Both Andrew and Jonathan Scott have left the church, in part because of the alleged abuse. Sam has been devastated after realizing he had been taken advantage of, according to Flake, which has destroyed his ability to trust his own perception. And Jonathan Scott has thought about reporting Owen to the police, but he continues to struggle to trust authority figures.

“There’s been zero justice, as far as I can see,” Jonathan Scott said.

Owen today is listed as the registered agent for Canyon Counseling in public business records.
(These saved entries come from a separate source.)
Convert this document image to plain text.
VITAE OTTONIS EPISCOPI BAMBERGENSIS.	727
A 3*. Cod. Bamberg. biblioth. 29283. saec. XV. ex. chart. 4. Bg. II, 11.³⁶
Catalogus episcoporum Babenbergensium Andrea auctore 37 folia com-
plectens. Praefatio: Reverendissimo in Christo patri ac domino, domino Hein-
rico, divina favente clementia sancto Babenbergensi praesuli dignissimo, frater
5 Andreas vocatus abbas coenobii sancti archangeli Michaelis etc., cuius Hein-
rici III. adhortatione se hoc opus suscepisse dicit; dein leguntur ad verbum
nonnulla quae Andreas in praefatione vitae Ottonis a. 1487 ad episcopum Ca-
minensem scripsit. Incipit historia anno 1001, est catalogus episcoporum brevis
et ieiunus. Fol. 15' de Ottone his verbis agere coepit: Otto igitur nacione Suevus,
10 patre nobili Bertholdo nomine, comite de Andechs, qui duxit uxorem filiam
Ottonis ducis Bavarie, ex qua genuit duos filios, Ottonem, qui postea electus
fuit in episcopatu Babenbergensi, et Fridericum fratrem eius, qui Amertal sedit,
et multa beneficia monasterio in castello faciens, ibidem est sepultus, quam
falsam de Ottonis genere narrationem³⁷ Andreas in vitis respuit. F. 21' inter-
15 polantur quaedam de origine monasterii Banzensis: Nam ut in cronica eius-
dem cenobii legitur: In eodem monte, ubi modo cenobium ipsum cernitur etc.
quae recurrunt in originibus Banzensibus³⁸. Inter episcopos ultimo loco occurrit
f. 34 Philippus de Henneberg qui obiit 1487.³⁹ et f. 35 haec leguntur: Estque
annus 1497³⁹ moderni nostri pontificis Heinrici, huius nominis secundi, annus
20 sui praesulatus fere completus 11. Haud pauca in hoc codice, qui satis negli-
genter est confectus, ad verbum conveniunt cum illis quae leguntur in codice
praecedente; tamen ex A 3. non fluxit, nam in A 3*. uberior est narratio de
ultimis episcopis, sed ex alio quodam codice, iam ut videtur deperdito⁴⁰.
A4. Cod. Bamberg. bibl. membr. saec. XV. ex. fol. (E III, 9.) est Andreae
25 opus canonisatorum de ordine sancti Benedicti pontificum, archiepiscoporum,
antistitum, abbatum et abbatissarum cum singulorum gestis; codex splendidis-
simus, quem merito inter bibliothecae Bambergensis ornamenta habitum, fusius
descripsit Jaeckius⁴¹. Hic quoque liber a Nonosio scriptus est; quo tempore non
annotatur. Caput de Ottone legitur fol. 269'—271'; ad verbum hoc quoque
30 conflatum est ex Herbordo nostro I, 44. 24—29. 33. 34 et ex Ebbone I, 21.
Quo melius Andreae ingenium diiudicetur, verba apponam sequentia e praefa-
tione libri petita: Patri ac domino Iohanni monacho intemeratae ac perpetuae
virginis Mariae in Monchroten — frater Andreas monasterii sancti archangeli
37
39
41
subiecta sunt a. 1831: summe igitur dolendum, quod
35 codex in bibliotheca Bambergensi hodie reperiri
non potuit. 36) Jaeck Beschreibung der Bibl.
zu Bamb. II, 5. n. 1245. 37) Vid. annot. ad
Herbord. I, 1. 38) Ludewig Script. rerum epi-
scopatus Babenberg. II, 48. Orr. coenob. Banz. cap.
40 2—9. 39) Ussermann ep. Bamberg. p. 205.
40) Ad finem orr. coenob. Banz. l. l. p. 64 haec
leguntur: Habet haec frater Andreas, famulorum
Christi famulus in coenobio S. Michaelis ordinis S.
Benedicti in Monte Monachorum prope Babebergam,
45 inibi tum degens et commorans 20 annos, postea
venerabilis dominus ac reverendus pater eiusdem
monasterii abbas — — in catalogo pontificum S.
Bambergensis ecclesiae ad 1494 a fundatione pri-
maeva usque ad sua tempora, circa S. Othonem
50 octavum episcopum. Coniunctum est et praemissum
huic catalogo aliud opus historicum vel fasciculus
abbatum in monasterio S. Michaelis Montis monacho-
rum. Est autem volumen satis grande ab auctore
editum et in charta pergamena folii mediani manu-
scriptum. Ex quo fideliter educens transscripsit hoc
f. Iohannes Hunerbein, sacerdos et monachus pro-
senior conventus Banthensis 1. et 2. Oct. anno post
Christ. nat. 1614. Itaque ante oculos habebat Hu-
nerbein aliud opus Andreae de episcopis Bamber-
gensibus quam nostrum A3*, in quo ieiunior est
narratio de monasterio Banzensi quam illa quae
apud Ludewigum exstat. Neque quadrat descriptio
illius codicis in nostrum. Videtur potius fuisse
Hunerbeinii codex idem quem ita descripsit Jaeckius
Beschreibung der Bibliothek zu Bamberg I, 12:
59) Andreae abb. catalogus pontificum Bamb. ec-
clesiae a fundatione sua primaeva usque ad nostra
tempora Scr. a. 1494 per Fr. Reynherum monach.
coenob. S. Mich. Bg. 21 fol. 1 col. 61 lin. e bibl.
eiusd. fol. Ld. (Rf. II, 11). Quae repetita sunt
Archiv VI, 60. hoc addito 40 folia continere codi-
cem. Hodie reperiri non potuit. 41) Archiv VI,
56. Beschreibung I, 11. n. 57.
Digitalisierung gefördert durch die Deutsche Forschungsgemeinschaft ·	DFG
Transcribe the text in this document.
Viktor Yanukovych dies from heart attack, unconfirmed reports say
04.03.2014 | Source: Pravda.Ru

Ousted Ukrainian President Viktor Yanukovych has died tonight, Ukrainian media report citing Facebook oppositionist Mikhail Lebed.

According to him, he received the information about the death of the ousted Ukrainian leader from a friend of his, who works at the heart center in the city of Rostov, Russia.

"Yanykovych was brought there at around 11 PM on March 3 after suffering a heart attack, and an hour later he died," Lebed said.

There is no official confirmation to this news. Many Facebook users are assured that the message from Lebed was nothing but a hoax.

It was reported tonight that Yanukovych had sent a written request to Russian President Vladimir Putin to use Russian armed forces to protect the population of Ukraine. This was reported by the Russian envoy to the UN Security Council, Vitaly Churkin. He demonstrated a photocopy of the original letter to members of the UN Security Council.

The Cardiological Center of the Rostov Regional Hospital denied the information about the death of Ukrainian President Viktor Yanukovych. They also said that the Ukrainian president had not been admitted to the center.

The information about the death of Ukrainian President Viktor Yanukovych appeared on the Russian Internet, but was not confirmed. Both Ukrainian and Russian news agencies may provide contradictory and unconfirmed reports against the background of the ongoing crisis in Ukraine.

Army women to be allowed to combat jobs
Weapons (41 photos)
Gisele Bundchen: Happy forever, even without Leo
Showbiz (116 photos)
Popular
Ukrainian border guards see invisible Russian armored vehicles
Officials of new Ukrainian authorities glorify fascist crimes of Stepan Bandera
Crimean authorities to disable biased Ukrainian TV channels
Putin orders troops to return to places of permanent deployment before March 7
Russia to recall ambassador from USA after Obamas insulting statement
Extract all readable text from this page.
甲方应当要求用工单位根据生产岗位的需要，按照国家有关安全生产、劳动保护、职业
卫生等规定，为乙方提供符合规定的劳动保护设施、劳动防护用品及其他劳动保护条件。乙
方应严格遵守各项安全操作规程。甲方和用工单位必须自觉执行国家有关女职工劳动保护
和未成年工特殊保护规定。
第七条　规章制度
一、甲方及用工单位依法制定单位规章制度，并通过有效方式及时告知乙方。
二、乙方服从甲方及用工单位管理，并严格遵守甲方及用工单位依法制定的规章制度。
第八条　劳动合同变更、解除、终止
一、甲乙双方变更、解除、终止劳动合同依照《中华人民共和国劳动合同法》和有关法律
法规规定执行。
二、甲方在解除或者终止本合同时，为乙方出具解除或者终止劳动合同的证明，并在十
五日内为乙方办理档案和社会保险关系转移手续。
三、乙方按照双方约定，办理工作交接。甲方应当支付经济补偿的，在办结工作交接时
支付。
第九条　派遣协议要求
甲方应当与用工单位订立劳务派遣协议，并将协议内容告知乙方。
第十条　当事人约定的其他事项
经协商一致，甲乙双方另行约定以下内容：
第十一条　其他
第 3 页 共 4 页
It’s not clear what his role in the business is, but in 2019, Flake called the police to report seeing Owen’s truck in the Canyon Counseling parking lot, though he did not have a license to practice therapy.

An officer contacted Owen, who said he owns the business — but is not a therapist any more.

The Mental Health Profession Violations

Scott Owen is one of at least 197 mental health professionals who have been disciplined by Utah licensers since 2012, according to a data analysis by The Salt Lake Tribune and ProPublica of available disciplinary documents on the state Division of Professional Licensing’s website as of April 20, 2023. This database is not exhaustive, as older filings may no longer appear on the website.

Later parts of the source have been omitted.